The studies from which the 55 subjects were recruited all were studies that were carefully vetted by academic IRBs, by the prison system IRB, and by OHRP, Christopher says.

“I think Reiter’s probably correct in raising the concern that there are correctional systems somewhere in the United States that are probably not following those guidelines,” he says. “Perhaps there are some that are even receiving federal funds and are undergoing reviews by IRBs and academic centers, but those aren’t the ones that we studied. My experience has been that IRBs go the extra mile in protecting prisoners from both coercion and exploitation.”

Reiter sees a glass half full, cautioning against human research continuing under current prison conditions.

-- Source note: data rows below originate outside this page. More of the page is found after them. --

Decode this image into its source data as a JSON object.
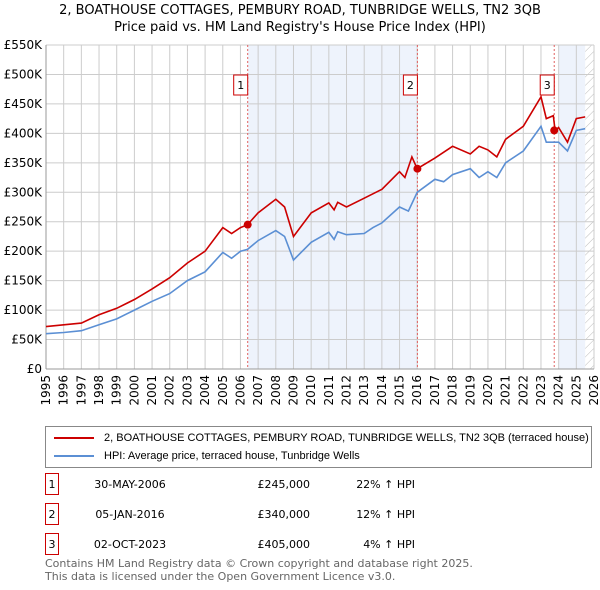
{
  "chart_data": {
    "type": "line",
    "title": "2, BOATHOUSE COTTAGES, PEMBURY ROAD, TUNBRIDGE WELLS, TN2 3QB",
    "subtitle": "Price paid vs. HM Land Registry's House Price Index (HPI)",
    "xlim": [
      1995,
      2026
    ],
    "ylim": [
      0,
      550000
    ],
    "yticks": [
      0,
      50000,
      100000,
      150000,
      200000,
      250000,
      300000,
      350000,
      400000,
      450000,
      500000,
      550000
    ],
    "ytick_labels": [
      "£0",
      "£50K",
      "£100K",
      "£150K",
      "£200K",
      "£250K",
      "£300K",
      "£350K",
      "£400K",
      "£450K",
      "£500K",
      "£550K"
    ],
    "xticks": [
      "1995",
      "1996",
      "1997",
      "1998",
      "1999",
      "2000",
      "2001",
      "2002",
      "2003",
      "2004",
      "2005",
      "2006",
      "2007",
      "2008",
      "2009",
      "2010",
      "2011",
      "2012",
      "2013",
      "2014",
      "2015",
      "2016",
      "2017",
      "2018",
      "2019",
      "2020",
      "2021",
      "2022",
      "2023",
      "2024",
      "2025",
      "2026"
    ],
    "grid": true,
    "series": [
      {
        "name": "2, BOATHOUSE COTTAGES, PEMBURY ROAD, TUNBRIDGE WELLS, TN2 3QB (terraced house)",
        "color": "#cc0000",
        "x": [
          1995,
          1996,
          1997,
          1998,
          1999,
          2000,
          2001,
          2002,
          2003,
          2004,
          2005,
          2005.5,
          2006,
          2006.4,
          2007,
          2008,
          2008.5,
          2009,
          2010,
          2011,
          2011.3,
          2011.5,
          2012,
          2013,
          2014,
          2015,
          2015.3,
          2015.7,
          2016,
          2017,
          2018,
          2019,
          2019.5,
          2020,
          2020.5,
          2021,
          2022,
          2023,
          2023.3,
          2023.7,
          2023.8,
          2024,
          2024.5,
          2025,
          2025.5
        ],
        "y": [
          72000,
          75000,
          78000,
          92000,
          103000,
          118000,
          136000,
          155000,
          180000,
          200000,
          240000,
          230000,
          240000,
          245000,
          265000,
          288000,
          275000,
          225000,
          265000,
          282000,
          270000,
          283000,
          275000,
          290000,
          305000,
          335000,
          325000,
          360000,
          340000,
          358000,
          378000,
          365000,
          378000,
          372000,
          360000,
          390000,
          412000,
          462000,
          425000,
          430000,
          405000,
          410000,
          385000,
          425000,
          428000
        ]
      },
      {
        "name": "HPI: Average price, terraced house, Tunbridge Wells",
        "color": "#5b8fd4",
        "x": [
          1995,
          1996,
          1997,
          1998,
          1999,
          2000,
          2001,
          2002,
          2003,
          2004,
          2005,
          2005.5,
          2006,
          2006.4,
          2007,
          2008,
          2008.5,
          2009,
          2010,
          2011,
          2011.3,
          2011.5,
          2012,
          2013,
          2013.5,
          2014,
          2015,
          2015.5,
          2016,
          2017,
          2017.5,
          2018,
          2019,
          2019.5,
          2020,
          2020.5,
          2021,
          2022,
          2023,
          2023.3,
          2024,
          2024.5,
          2025,
          2025.5
        ],
        "y": [
          60000,
          62000,
          65000,
          75000,
          85000,
          100000,
          115000,
          128000,
          150000,
          165000,
          198000,
          188000,
          200000,
          203000,
          218000,
          235000,
          225000,
          185000,
          215000,
          232000,
          220000,
          233000,
          228000,
          230000,
          240000,
          248000,
          275000,
          268000,
          300000,
          322000,
          318000,
          330000,
          340000,
          325000,
          335000,
          325000,
          350000,
          370000,
          412000,
          385000,
          385000,
          370000,
          405000,
          408000
        ]
      }
    ],
    "sales": [
      {
        "label": "1",
        "x": 2006.41,
        "y": 245000
      },
      {
        "label": "2",
        "x": 2016.01,
        "y": 340000
      },
      {
        "label": "3",
        "x": 2023.75,
        "y": 405000
      }
    ],
    "shaded_ranges": [
      [
        2006.41,
        2016.01
      ],
      [
        2024.0,
        2025.5
      ]
    ],
    "hatched_from": 2025.5
  },
  "legend": {
    "red": "2, BOATHOUSE COTTAGES, PEMBURY ROAD, TUNBRIDGE WELLS, TN2 3QB (terraced house)",
    "blue": "HPI: Average price, terraced house, Tunbridge Wells"
  },
  "transactions": [
    {
      "num": "1",
      "date": "30-MAY-2006",
      "price": "£245,000",
      "hpi": "22% ↑ HPI"
    },
    {
      "num": "2",
      "date": "05-JAN-2016",
      "price": "£340,000",
      "hpi": "12% ↑ HPI"
    },
    {
      "num": "3",
      "date": "02-OCT-2023",
      "price": "£405,000",
      "hpi": "4% ↑ HPI"
    }
  ],
  "footer": {
    "line1": "Contains HM Land Registry data © Crown copyright and database right 2025.",
    "line2": "This data is licensed under the Open Government Licence v3.0."
  }
}
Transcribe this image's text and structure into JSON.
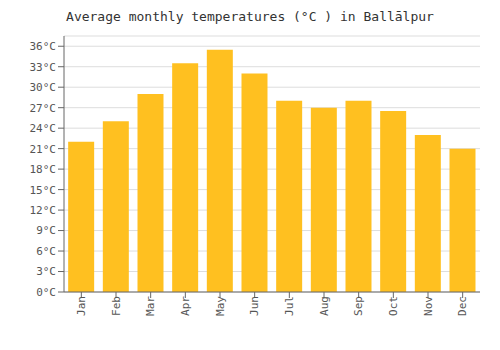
{
  "chart_data": {
    "type": "bar",
    "title": "Average monthly temperatures (°C ) in Ballālpur",
    "categories": [
      "Jan",
      "Feb",
      "Mar",
      "Apr",
      "May",
      "Jun",
      "Jul",
      "Aug",
      "Sep",
      "Oct",
      "Nov",
      "Dec"
    ],
    "values": [
      22.0,
      25.0,
      29.0,
      33.5,
      35.5,
      32.0,
      28.0,
      27.0,
      28.0,
      26.5,
      23.0,
      21.0
    ],
    "color": "#FFC020",
    "ylim": [
      0,
      37.5
    ],
    "yticks": [
      {
        "value": 0,
        "label": "0°C"
      },
      {
        "value": 3,
        "label": "3°C"
      },
      {
        "value": 6,
        "label": "6°C"
      },
      {
        "value": 9,
        "label": "9°C"
      },
      {
        "value": 12,
        "label": "12°C"
      },
      {
        "value": 15,
        "label": "15°C"
      },
      {
        "value": 18,
        "label": "18°C"
      },
      {
        "value": 21,
        "label": "21°C"
      },
      {
        "value": 24,
        "label": "24°C"
      },
      {
        "value": 27,
        "label": "27°C"
      },
      {
        "value": 30,
        "label": "30°C"
      },
      {
        "value": 33,
        "label": "33°C"
      },
      {
        "value": 36,
        "label": "36°C"
      }
    ],
    "grid": true
  }
}
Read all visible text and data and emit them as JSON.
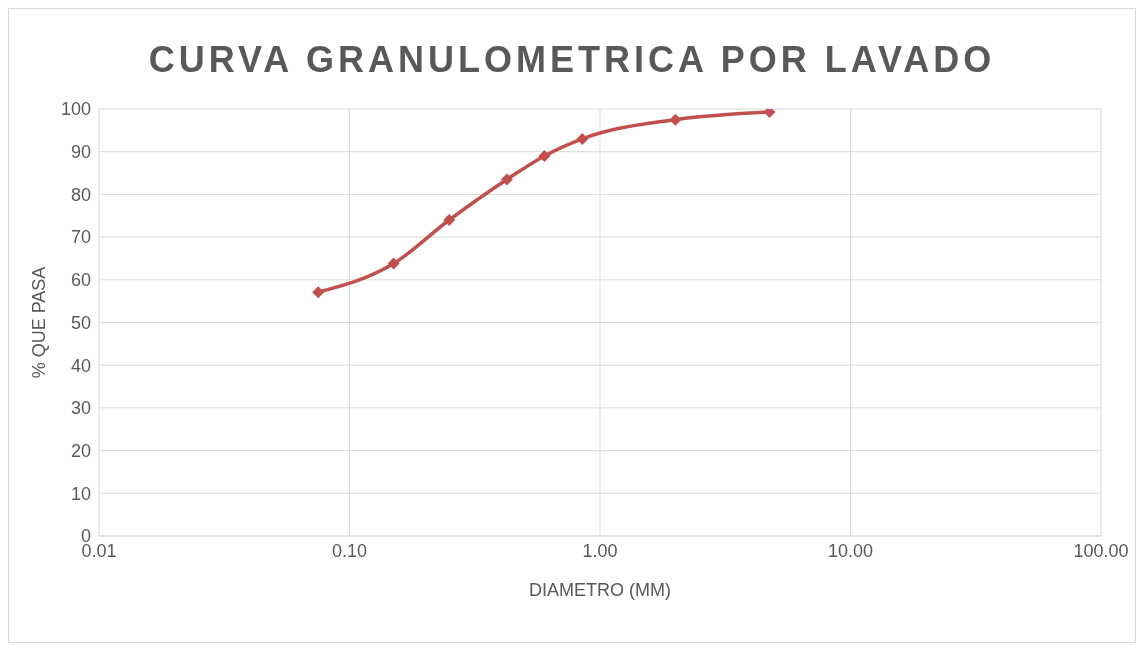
{
  "chart_data": {
    "type": "line",
    "title": "CURVA GRANULOMETRICA POR LAVADO",
    "xlabel": "DIAMETRO (MM)",
    "ylabel": "% QUE PASA",
    "series": [
      {
        "color": "#c0504d",
        "x": [
          4.75,
          2.0,
          0.85,
          0.6,
          0.425,
          0.25,
          0.15,
          0.075
        ],
        "values": [
          99.3,
          97.5,
          93,
          89,
          83.5,
          74,
          63.8,
          57.1
        ]
      }
    ],
    "log": "x",
    "xlim": [
      0.01,
      100
    ],
    "xticks": [
      {
        "value": 0.01,
        "label": "0.01"
      },
      {
        "value": 0.1,
        "label": "0.10"
      },
      {
        "value": 1,
        "label": "1.00"
      },
      {
        "value": 10,
        "label": "10.00"
      },
      {
        "value": 100,
        "label": "100.00"
      }
    ],
    "ylim": [
      0,
      100
    ],
    "yticks": [
      0,
      10,
      20,
      30,
      40,
      50,
      60,
      70,
      80,
      90,
      100
    ],
    "grid": true,
    "legend": false,
    "marker": "diamond",
    "line_style": "solid"
  }
}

“I could imagine a world in which a clinical trial in prison would make a fair amount of sense, but I have a lot of concerns given the prison conditions we have today,” she says. “In an ideal scenario certainly, particularly clinical trials that are geared toward the problems prisoners are experiencing. Even then I think I have the same concerns about the sort of baseline conditions and problems in our prisons.”

REFERENCES

  1. Christopher PP, Garcia-Sampson LG, Stein M, et al. Enrolling in Clinical Research While Incarcerated: What Influences Participants’ Decisions? Hastings Center Report 2017;47(2):21-29.
  2. Reiter, K. Coercion and Access to Health Care. Hastings Center Report 2017;47:(2):30-31.
  3. Reiter, K. Experimentation on Prisoners: Persistent Dilemmas in Rights and Regulations. California Law Review 2009:501-66.
  4. Dober, G. Junk Bonds to Junk Science? Drug Treatment Program Questioned. Prison Legal News 2008: http://bit.ly/2pOtQw2

A recent study found a “significant minority” of inmate research participants reported pressure to not participate in trials, both from fellow prisoners and correctional staff.